The Gift of Justification

When you’re four years old, and you spend all afternoon drawing a house and lake and mountains, what do you do next? Take it to your mom. Why? Because you want her to say, “How beautiful!” When you’re twenty-four years old, and you go for a job interview, what do you want the interviewer to say? “What an impressive resume!”

When you’re four, you want to be affirmed in your mad art skillz. When you’re twenty-four, you want to be affirmed in your knowledge, experience, and abilities. Another word for affirmation is “justification.” It’s something we all want.

When I come to God, I want him to say, “Matt, you are sooooo…. awesome.” I want him to sing me a Bruno Mars song: “Matt, you’re amazing, just the way you are.” But he doesn’t. Paul says in Romans 3 that because of our sin, no human being will be justified in his sight.

We say, “OK, Paul, I understand that. I’m a sinner. Everyone’s a sinner. So give me three things to put on my to-do list. Give me a 10-step program to complete. Give me something to do that will make God like me more.”

Paul’s says, “You mean, like a law to follow?”  … “Sure, if that’s what you want to call it, Paul. A law.”

Paul’s reply? “By works of the law no human being will be justified in his sight, since through the law comes knowledge of sin” (Rom 3:20). It will never happen, no matter how great your art skills, resume, or church attendance might be.

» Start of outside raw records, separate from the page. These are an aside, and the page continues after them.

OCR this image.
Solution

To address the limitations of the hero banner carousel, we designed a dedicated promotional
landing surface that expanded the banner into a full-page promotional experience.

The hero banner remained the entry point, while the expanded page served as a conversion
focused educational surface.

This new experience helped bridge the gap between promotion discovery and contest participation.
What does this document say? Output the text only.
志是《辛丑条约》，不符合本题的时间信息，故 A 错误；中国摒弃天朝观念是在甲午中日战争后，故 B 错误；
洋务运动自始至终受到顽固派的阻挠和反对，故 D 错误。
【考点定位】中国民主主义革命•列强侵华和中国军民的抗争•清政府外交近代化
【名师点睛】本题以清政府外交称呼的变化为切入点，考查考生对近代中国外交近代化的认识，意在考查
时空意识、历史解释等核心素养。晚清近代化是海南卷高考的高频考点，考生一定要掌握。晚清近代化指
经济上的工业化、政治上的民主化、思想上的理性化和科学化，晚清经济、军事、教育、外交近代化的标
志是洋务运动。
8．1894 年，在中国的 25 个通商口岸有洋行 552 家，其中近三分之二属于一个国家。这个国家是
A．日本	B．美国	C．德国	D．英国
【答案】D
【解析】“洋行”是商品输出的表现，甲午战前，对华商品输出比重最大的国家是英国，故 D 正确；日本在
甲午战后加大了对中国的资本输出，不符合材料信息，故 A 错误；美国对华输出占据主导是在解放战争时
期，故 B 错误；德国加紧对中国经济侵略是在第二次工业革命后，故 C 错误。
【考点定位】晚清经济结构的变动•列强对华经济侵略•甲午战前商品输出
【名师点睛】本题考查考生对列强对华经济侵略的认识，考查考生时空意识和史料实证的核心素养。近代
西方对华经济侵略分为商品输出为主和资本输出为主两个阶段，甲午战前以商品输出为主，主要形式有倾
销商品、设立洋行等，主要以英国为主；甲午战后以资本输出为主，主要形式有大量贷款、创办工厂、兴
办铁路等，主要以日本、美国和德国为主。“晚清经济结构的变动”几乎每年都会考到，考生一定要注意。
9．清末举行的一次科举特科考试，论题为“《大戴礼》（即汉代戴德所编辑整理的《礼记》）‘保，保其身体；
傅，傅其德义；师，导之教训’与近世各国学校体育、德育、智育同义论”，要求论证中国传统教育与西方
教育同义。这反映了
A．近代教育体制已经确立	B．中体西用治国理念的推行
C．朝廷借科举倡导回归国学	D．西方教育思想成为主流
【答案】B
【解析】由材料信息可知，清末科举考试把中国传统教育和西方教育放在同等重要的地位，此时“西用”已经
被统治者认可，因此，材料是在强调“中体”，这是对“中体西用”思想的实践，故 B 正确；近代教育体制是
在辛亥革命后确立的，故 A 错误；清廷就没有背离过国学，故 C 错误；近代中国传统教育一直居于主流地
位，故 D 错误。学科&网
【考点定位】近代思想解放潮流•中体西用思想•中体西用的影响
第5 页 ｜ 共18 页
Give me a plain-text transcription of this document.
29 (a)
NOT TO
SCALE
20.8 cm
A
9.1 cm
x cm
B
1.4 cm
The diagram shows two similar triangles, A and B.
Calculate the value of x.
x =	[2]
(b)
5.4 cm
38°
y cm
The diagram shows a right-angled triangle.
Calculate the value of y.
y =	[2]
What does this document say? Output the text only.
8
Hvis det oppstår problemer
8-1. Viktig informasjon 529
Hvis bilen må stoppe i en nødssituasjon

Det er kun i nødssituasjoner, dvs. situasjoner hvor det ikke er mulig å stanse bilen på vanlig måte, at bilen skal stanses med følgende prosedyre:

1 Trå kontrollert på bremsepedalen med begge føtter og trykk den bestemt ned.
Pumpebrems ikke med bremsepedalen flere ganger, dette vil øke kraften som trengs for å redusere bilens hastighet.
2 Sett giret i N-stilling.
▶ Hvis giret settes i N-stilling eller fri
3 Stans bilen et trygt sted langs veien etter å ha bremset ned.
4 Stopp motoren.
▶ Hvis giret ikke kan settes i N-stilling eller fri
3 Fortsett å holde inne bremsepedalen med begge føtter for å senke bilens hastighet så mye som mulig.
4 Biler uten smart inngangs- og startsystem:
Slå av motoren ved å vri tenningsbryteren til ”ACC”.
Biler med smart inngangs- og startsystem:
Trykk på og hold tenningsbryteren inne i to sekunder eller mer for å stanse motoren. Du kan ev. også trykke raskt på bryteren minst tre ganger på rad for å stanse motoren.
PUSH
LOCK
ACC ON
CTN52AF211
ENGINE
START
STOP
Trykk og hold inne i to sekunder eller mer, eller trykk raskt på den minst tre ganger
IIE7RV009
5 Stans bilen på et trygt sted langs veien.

But that’s not the end of the story. He continues, “But now (two of the best words in the whole Bible!) the righteousness of God has been manifested apart from the law, although the Law and the Prophets bear witness to it” (Rom 3:21).

So the way I can be justified is to stop trying to justify myself. The way I become righteous is to stop trusting in my own righteousness. To stop putting my faith in my own knowledge, abilities, wisdom, work, and morality. I can receive my righteousness from God!

No other religion or philosophy or worldview has ever said that. Nobody else has ever offered that. Your professor says, “You want an A in this class? You’re going to have to work for it!” Your boss says, “You want a raise? You want a promotion? You’re going to have to prove yourself!” Only God gives away his own righteousness instead of demanding our own righteousness.

We say, “Sounds great! I’m in! So … how do I sign up? How do I receive God’s righteousness?”

Paul says, “the righteousness of God comes through faith.” And we say, “Sounds good. Have faith. I can do that. I was raised on Disney movies. They all taught me to believe, and magic can happen. And my basketball coach kept telling us to have faith in ourselves. I can have faith!

But Paul says, “Actually, I wasn’t finished yet.”  Here’s the complete sentence: “The righteousness of God comes through faith in Jesus Christ for all who believe” (Rom 3:22). You can put your faith in a lot of different things, but Paul says you can only experience the righteousness of God through faith in Jesus Christ. He is the way, the truth, and the life, no one comes to the Father except through him. It comes “through the redemption that is in Christ Jesus, whom God put forward as a propitiation by his blood, to be received by faith” (Rom 3:24-25). Only the blood of Jesus, which redeemed us by paying the debt we owed to God for our sin, could bring us the righteousness of God. That affirmation we’ve all been seeking comes as a free gift through Jesus.

Who could ever turn that gift down? Only people who don’t think they need it. Which is why Paul reminds us again: “All have sinned and fall short of the glory of God” (Rom 3:23). You might be the best swimmer in the world, but if you try to swim from Waikiki to Australia, you’ll still fall thousands of miles short.

Praise God for the gift of a rescuer who will swoop down in his orange Baywatch helicopter to scoop us up. We are “justified by his grace as a gift, through the redemption that is in Christ Jesus, whom God put forward as a propitiation by his blood, to be received by faith.”